Opinion
No. 43701.
April 27, 1959. Rehearing Denied June 1, 1959.
APPEAL FROM 10TH JUDICIAL DISTRICT COURT, PARISH OF NATCHITOCHES, STATE OF LOUISIANA, HONORABLE L. P. STEPHENS, J.
John Makar, Natchitoches, for appellant.
Julian E. Bailes, Natchitoches, for plaintiff-appellee.
The defendant, Billie Marie Barbo Hathorn, is appealing from that portion of the District Court's judgment of June 27, 1957, which decreed that the care, custody and control of the minor child Billie Jean Hathorn (issue of the marriage between her and the plaintiff, Lonzo L. Hathorn), "be and remain with and be awarded to" the plaintiff, reserving to the defendant the right to visit and see the child at reasonable intervals. Appellant contends that under our well settled jurisprudence, the paramount right to custody is in the mother in the absence of a showing of moral unfitness; that this is particularly true in the case of a little girl; and that the conditions under which the child has been living are not conductive to her welfare.

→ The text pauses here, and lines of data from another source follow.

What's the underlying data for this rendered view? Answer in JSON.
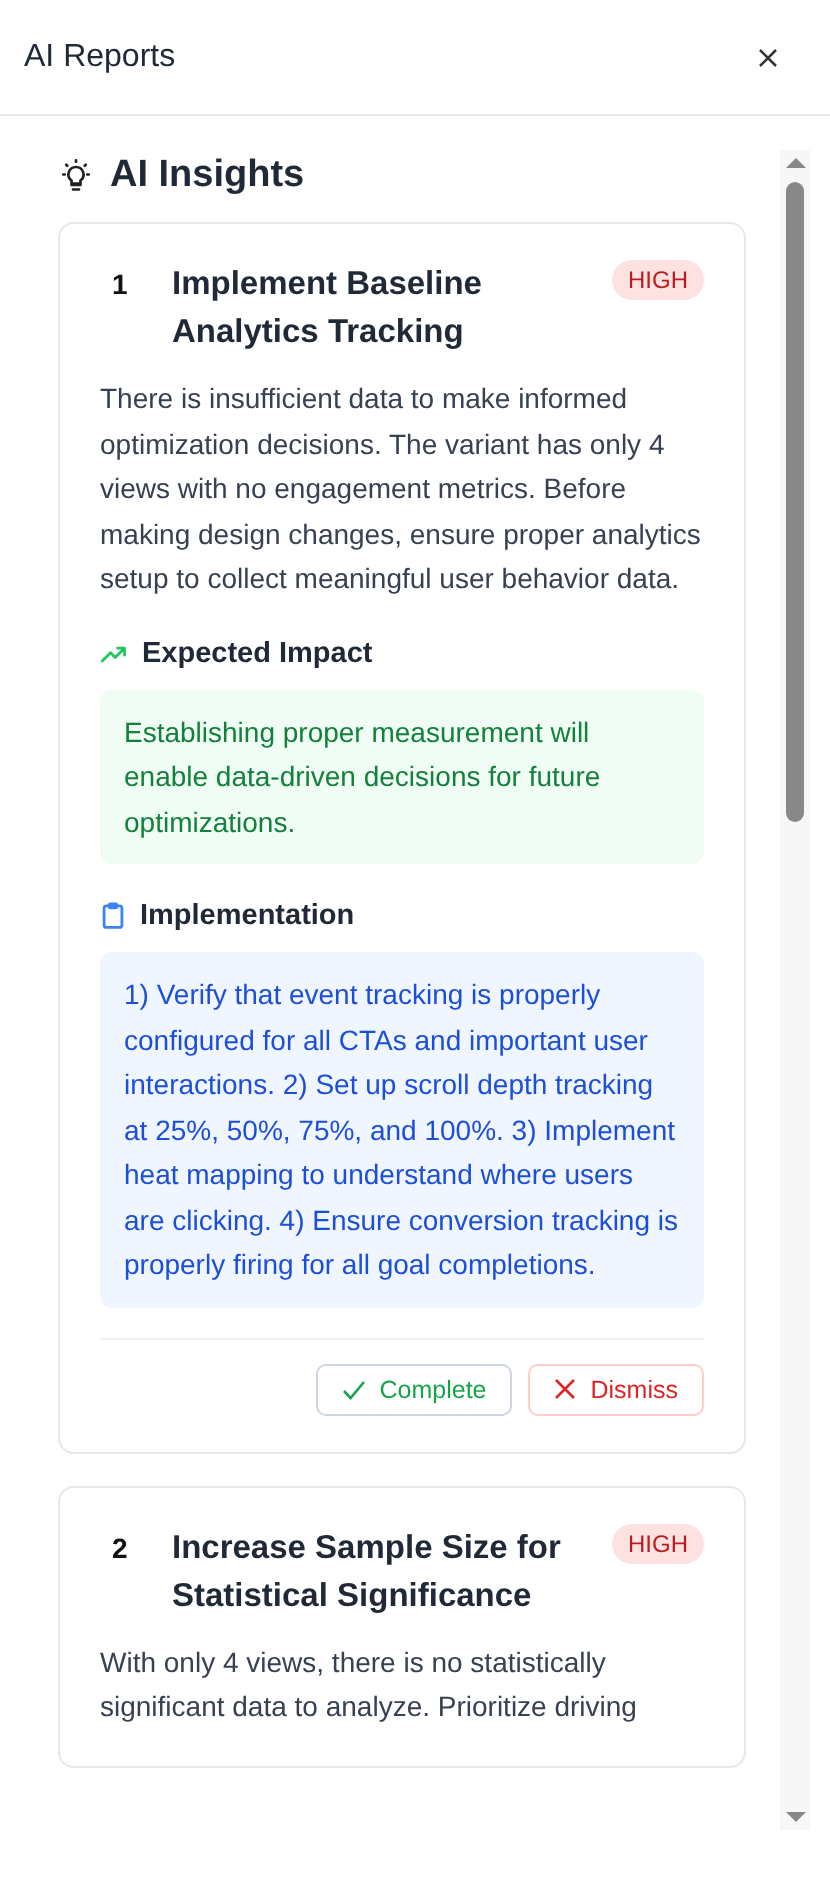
{
  "header": {
    "title": "AI Reports"
  },
  "section": {
    "title": "AI Insights"
  },
  "insights": [
    {
      "number": "1",
      "title": "Implement Baseline Analytics Tracking",
      "priority": {
        "label": "HIGH",
        "kind": "high"
      },
      "description": "There is insufficient data to make informed optimization decisions. The variant has only 4 views with no engagement metrics. Before making design changes, ensure proper analytics setup to collect meaningful user behavior data.",
      "impact_label": "Expected Impact",
      "impact": "Establishing proper measurement will enable data-driven decisions for future optimizations.",
      "implementation_label": "Implementation",
      "implementation": "1) Verify that event tracking is properly configured for all CTAs and important user interactions. 2) Set up scroll depth tracking at 25%, 50%, 75%, and 100%. 3) Implement heat mapping to understand where users are clicking. 4) Ensure conversion tracking is properly firing for all goal completions.",
      "actions": [
        {
          "label": "Complete",
          "kind": "complete"
        },
        {
          "label": "Dismiss",
          "kind": "dismiss"
        }
      ]
    },
    {
      "number": "2",
      "title": "Increase Sample Size for Statistical Significance",
      "priority": {
        "label": "HIGH",
        "kind": "high"
      },
      "description": "With only 4 views, there is no statistically significant data to analyze. Prioritize driving"
    }
  ]
}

The said judgment also awarded to plaintiff a divorce — more than a year having elapsed without reconciliation since he had obtained a decree of separation from bed and board from the defendant. In the separation judgment, rendered on April 19, 1956, the plaintiff was likewise awarded the custody of the minor child of the marriage. To plaintiff's petition for final divorce the defendant, by reconventional demand, sought custody of the child. No contest is here involved concerning the divorce, which was decreed by separate judgment of an earlier date but signed on the same date as the custody judgment.

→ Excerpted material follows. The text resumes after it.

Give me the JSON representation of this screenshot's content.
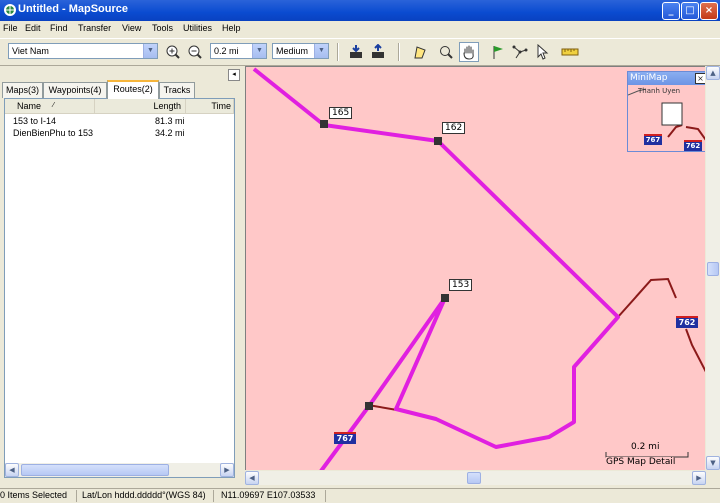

While it is true that where the mother of a minor child is not shown to be unfit, she is generally the preferred parent in a matter of custody, and the pronouncements of this Court to that effect are numerous, nevertheless we think, as did the trial judge, that although the circumstances under which the child was being reared were unquestionably not perfect, it was apparently for the best interests of the child that she remain with her father, to whom the custody had been granted more than a year before.
It appears, according to counsel's brief, that the father has now remarried and the child is being brought up in the home along with other children of the present wife by a former marriage; that the home is a happy one and the child is settled in secure and loving surroundings. That second marriage was contemplated by the trial judge with the observation that it might make things better for the child — or worse, in which event a second try might be made by those who love her, since custody of a child is never permanent.
We are not impressed with the sincerity of the mother's interest in seeking the custody of her daughter in these proceedings, having shown no concern as to her custody when the husband secured a judgment of separation. Moreover, the record strongly indicates, as the trial judge found, that her efforts in this proceeding to obtain custody were largely for the benefit of the child's maternal grandmother. It is therefore our considered opinion that the trial judge was correct in his disposition of the issue, especially since these matters of child custody are always open to reconsideration.
For the reasons assigned, the judgment appealed from is affirmed.